OppiE's Note Most optionable stocks comes with regular options only. Only about 10% of the most popular stocks also come with LEAPs.




Options Distinguished By Expiration Cycles - Weeklies


Weekly options, also known as "Weeklies", were introduced in the US market in October 2005. As the name suggests, weekly options are options that expires in one week. Weekly options are exactly the same as regular options except for their extremely short life span and they are currently (2007) listed in the CBOE for the SPX, XSP, OEX and XEO. Weeklies are listed every Friday and expires the following Friday.

Weekly options are expanding very quickly recently and as of 2010, weeklies are available for AAPL, BAC, C, BP, EEM, F, GDX, GLD, GOOG, IWM, OEX, MSFT, QQQQ, SPX, SPY, XEO and XLF.

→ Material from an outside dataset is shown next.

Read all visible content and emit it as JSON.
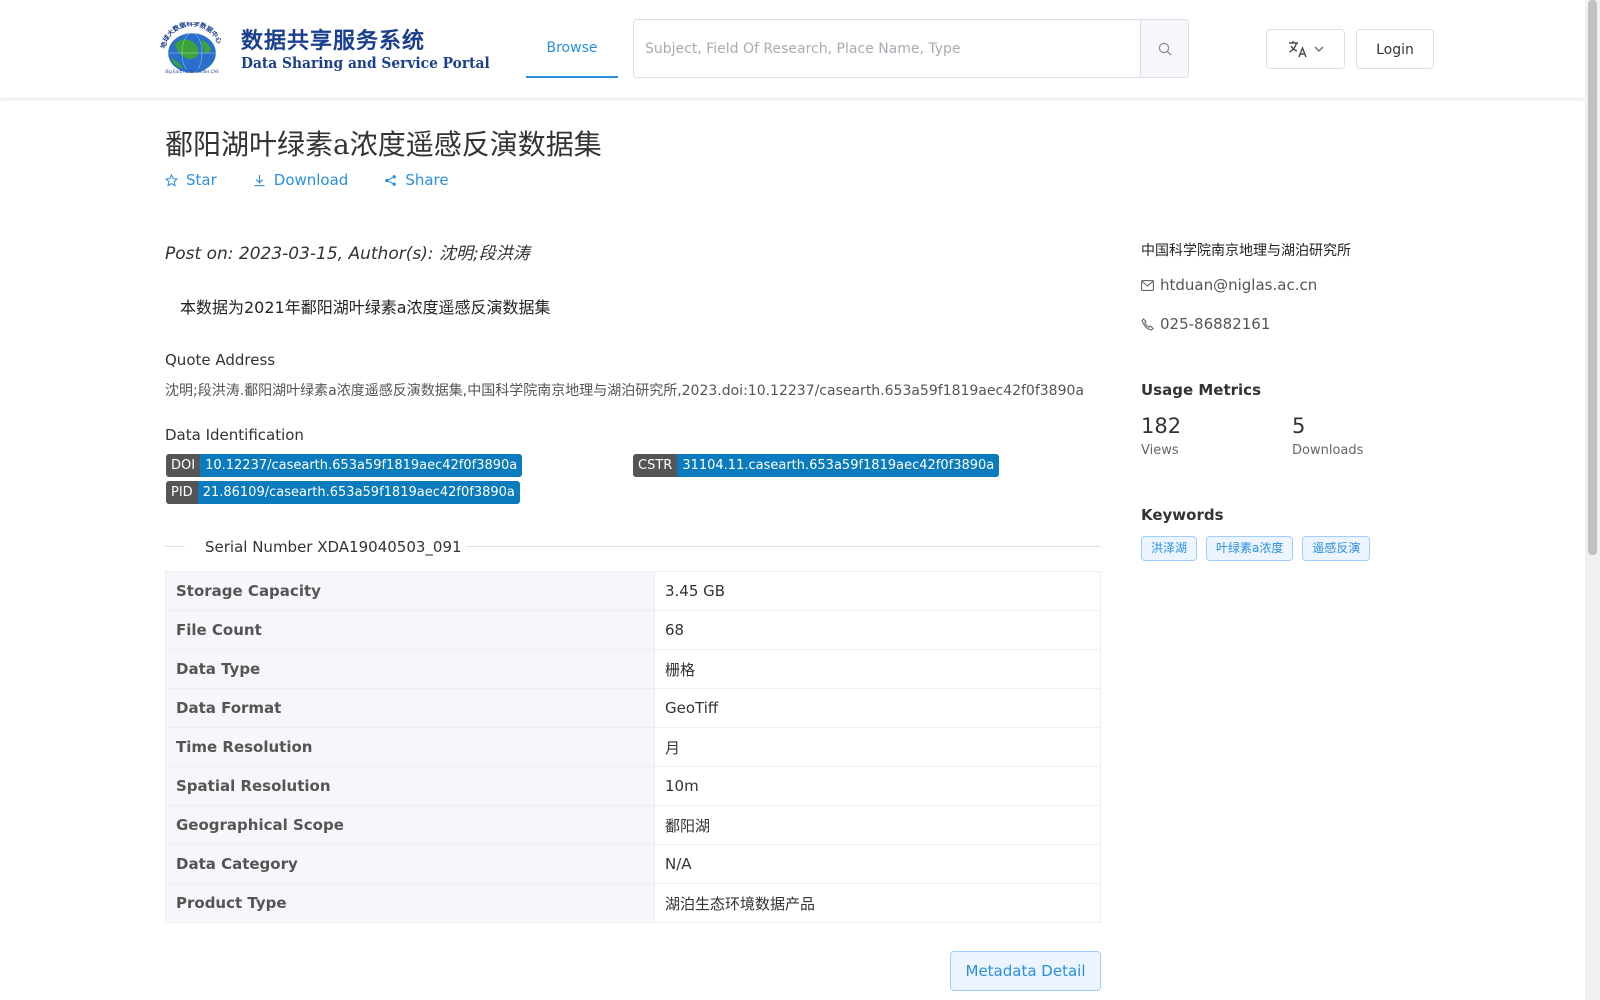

Options Distinguished By Expiration Cycles - Quarterlies


Quarterly options, also known as "Quarterlies", were introduced in the US market on 10 July 2006. As the name suggests, Quarterly options are options with quarterly expiration months and are listed for the nearest 4 quarters and the final quarter of the following year. The quarters are Q1 Mar, Q2 Jun, Q3 Sep and Q4 Dec. It is 25 September 2008 today and QQQQ have quarterly options listed for Q3 Sep 08, Q4 Dec 08, Q1 Mar 09, Q2 Jun 09 and Q4 Dec 09 (the final quarter of the following year).

Quarterly options trades exactly like any other standardized exchange traded options except for the fact that it expires on the final trading day of the expiration month and not on the 3rd Friday like regular options.

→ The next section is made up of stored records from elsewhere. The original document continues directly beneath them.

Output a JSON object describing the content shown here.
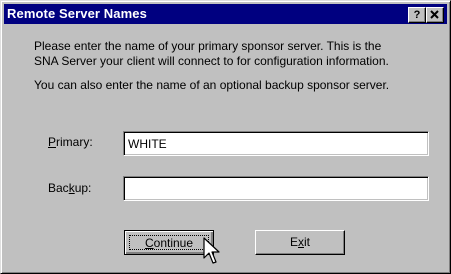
{
  "window": {
    "title": "Remote Server Names",
    "help_label": "?",
    "close_label": "✕"
  },
  "content": {
    "line1": "Please enter the name of your primary sponsor server.  This is the",
    "line2": "SNA Server your client will connect to for configuration information.",
    "line3": "You can also enter the name of an optional backup sponsor server."
  },
  "fields": {
    "primary": {
      "label_prefix": "",
      "label_mnemonic": "P",
      "label_rest": "rimary:",
      "value": "WHITE"
    },
    "backup": {
      "label_prefix": "Bac",
      "label_mnemonic": "k",
      "label_rest": "up:",
      "value": ""
    }
  },
  "buttons": {
    "continue": {
      "prefix": "",
      "mnemonic": "C",
      "rest": "ontinue"
    },
    "exit": {
      "prefix": "E",
      "mnemonic": "x",
      "rest": "it"
    }
  },
  "icons": {
    "cursor": "arrow-cursor-icon",
    "help": "help-icon",
    "close": "close-icon"
  },
  "colors": {
    "titlebar": "#000080",
    "face": "#c0c0c0"
  }
}
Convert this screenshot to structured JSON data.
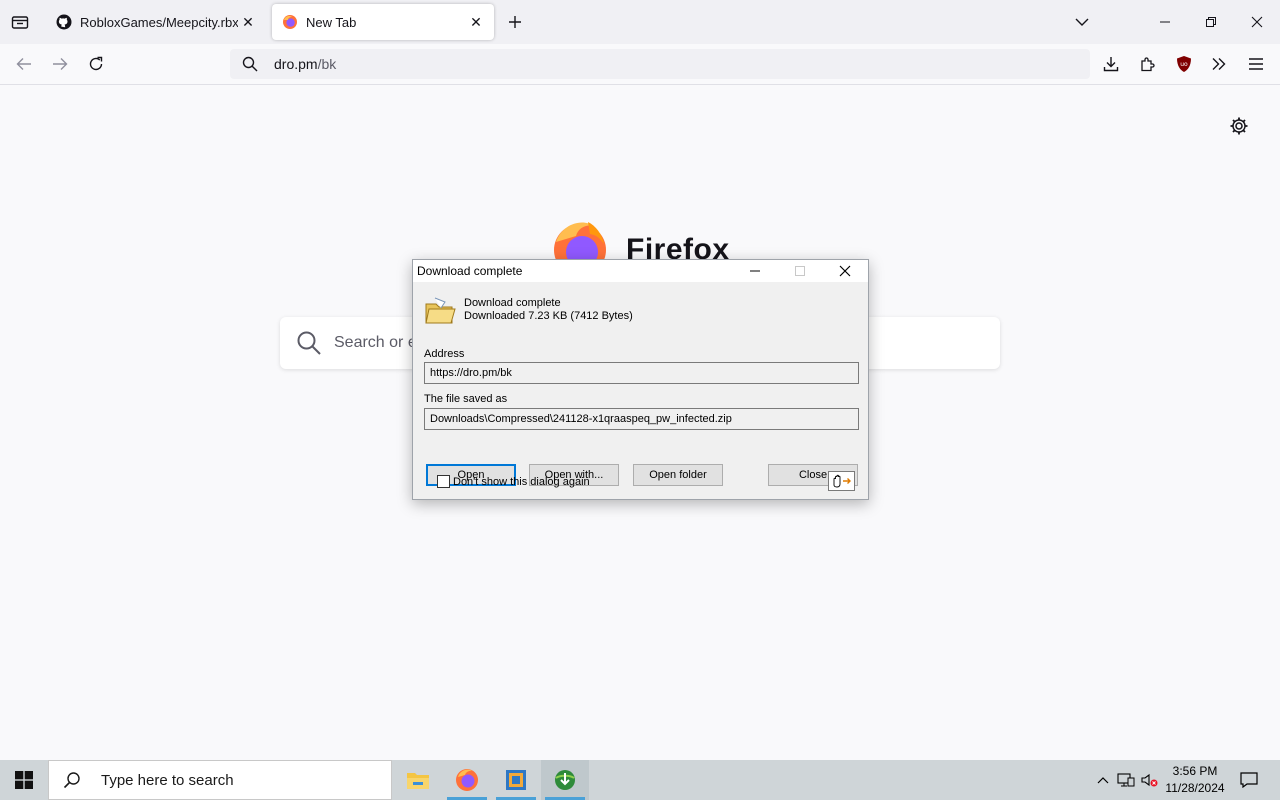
{
  "browser": {
    "tabs": [
      {
        "title": "RobloxGames/Meepcity.rbxl at",
        "icon": "github-icon",
        "active": false
      },
      {
        "title": "New Tab",
        "icon": "firefox-icon",
        "active": true
      }
    ],
    "url_host": "dro.pm",
    "url_path": "/bk"
  },
  "newtab": {
    "wordmark": "Firefox",
    "search_placeholder": "Search or en"
  },
  "dialog": {
    "title": "Download complete",
    "heading": "Download complete",
    "subheading": "Downloaded 7.23  KB (7412 Bytes)",
    "address_label": "Address",
    "address_value": "https://dro.pm/bk",
    "saved_label": "The file saved as",
    "saved_value": "Downloads\\Compressed\\241128-x1qraaspeq_pw_infected.zip",
    "buttons": {
      "open": "Open",
      "open_with": "Open with...",
      "open_folder": "Open folder",
      "close": "Close"
    },
    "checkbox_label": "Don't show this dialog again",
    "checkbox_checked": false
  },
  "taskbar": {
    "search_placeholder": "Type here to search",
    "time": "3:56 PM",
    "date": "11/28/2024",
    "apps": [
      "file-explorer-icon",
      "firefox-icon",
      "virtualbox-icon",
      "download-manager-icon"
    ]
  },
  "colors": {
    "accent": "#0078d7",
    "ublock": "#800000"
  }
}
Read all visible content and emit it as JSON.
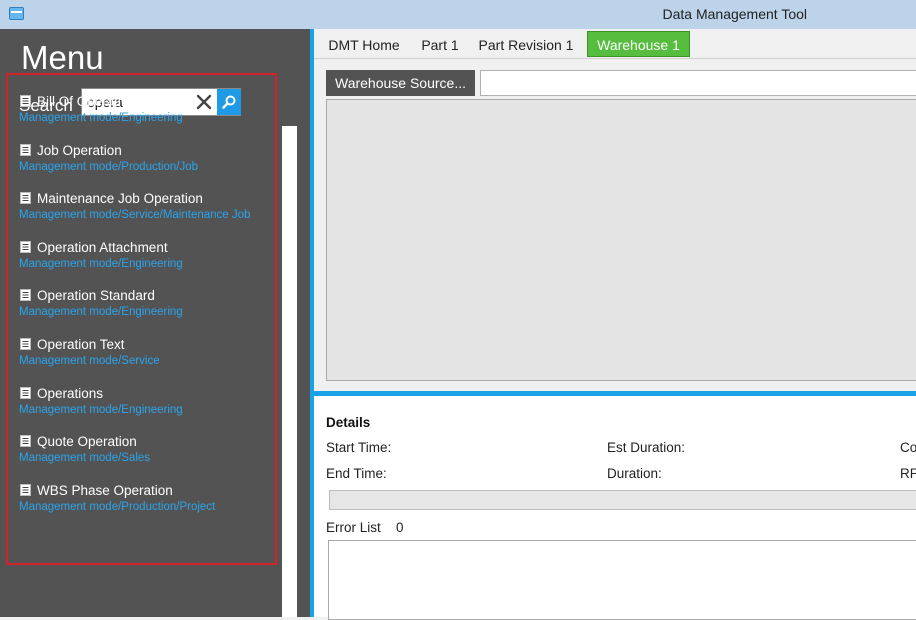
{
  "window": {
    "title": "Data Management Tool"
  },
  "sidebar": {
    "title": "Menu",
    "search": {
      "label": "Search",
      "value": "opera"
    },
    "results": [
      {
        "title": "Bill Of Operations",
        "path": "Management mode/Engineering"
      },
      {
        "title": "Job Operation",
        "path": "Management mode/Production/Job"
      },
      {
        "title": "Maintenance Job Operation",
        "path": "Management mode/Service/Maintenance Job"
      },
      {
        "title": "Operation Attachment",
        "path": "Management mode/Engineering"
      },
      {
        "title": "Operation Standard",
        "path": "Management mode/Engineering"
      },
      {
        "title": "Operation Text",
        "path": "Management mode/Service"
      },
      {
        "title": "Operations",
        "path": "Management mode/Engineering"
      },
      {
        "title": "Quote Operation",
        "path": "Management mode/Sales"
      },
      {
        "title": "WBS Phase Operation",
        "path": "Management mode/Production/Project"
      }
    ]
  },
  "tabs": [
    {
      "label": "DMT Home",
      "active": false
    },
    {
      "label": "Part 1",
      "active": false
    },
    {
      "label": "Part Revision 1",
      "active": false
    },
    {
      "label": "Warehouse 1",
      "active": true
    }
  ],
  "toolbar": {
    "source_button": "Warehouse Source..."
  },
  "details": {
    "heading": "Details",
    "start_time_label": "Start Time:",
    "end_time_label": "End Time:",
    "est_duration_label": "Est Duration:",
    "duration_label": "Duration:",
    "col3_row1_label": "Co",
    "col3_row2_label": "RP",
    "error_list_label": "Error List",
    "error_count": "0"
  },
  "icons": {
    "app": "app-window-icon",
    "clear": "close-icon",
    "search": "search-icon",
    "item": "document-icon"
  },
  "colors": {
    "accent": "#1aa2e6",
    "active_tab": "#56bd3e",
    "sidebar": "#535353",
    "highlight_border": "#d0242a",
    "path_text": "#2aa5ee"
  }
}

Quarterly options are actually designed for the hedging needs of institutions with quarterly accounting practises. As such, only the most important and heavily traded ETFs have quarterly options listed. Currently (Sep 2008), only the DIA, QQQQ, SPY, IWM and XLE have quarterly options listed.

Quarterly options can be identified from their unique symbol names (QQQQ quarterlies have symbols starting with UQQ and OOF) and usually have their expiration months starting with the quarter symbol (example : Q1 Mar 08 instead of just Mar 08 for regular options).

As you can see, Quarterlies actually overlaps with March cycle options and that is why there is almost always an overlap. This is why there are often 2 sets of options with the same expiration month for these index ETFs.



Options Distinguished By Expiration Cycles - LEAPS


LEAPS, which is short for Long-Term Expiration AnticiPation Securities, was introduced in the US market in 1990 for the purpose of leveraged stock replacement. LEAPS are equity options with expiration as far out as 39 months into the future with January expiration only. LEAPS are identifiable by the the letter L, V, W, or Z in front of the stock symbol.

Unlike quarterlies, LEAPS expires on the 3rd Friday of the expiration month just like a regular option. In fact, LEAPS get converted into regular options when the stock approaches January, ensuring that there are no overlap like the Quarterlies.

So far about 10% of the stocks in the US market have LEAPS listed.

Read the full tutorial on LEAPS options.



Options Distinguished By Expiration Cycles - Illustration


So, let's use what we have covered so far to explain why 3 stocks today have options of different expiration months.

Today is 25 September 2008. Let's look at the available options for QQQQ, MCD and HEES.

QQQQ - Q3 Sep 08, Oct 08, Nov 08, Q4 Dec 08, Dec 08, Jan 09, Q1 Mar 09, Mar 09, Q2 Jun 09, Jun 09, Q4 Dec 09, Jan 2010

MCD - Oct 08, Nov 08, Dec 08, Jan 09, Mar 09, Jan 2010

HEES - Oct 08, Nov 08, Feb 09, May 09


QQQQ is a March cycle ETF with regular options, quarterlies and LEAPS listed. MCD is a March cycle stock with regular options and LEAPS listed. HEES is a February cycle stock with regular options only.

All 3 stocks have regular options listed which is why all 3 have Oct 08 and Nov 08 options.

Only QQQQ and MCD have LEAPS, which is why only they have Jan 09 and Jan 2010 LEAPS options listed.

HEES is a February cycle stock, which is why it is the only stock in the list with Feb 09 and May 09 options listed.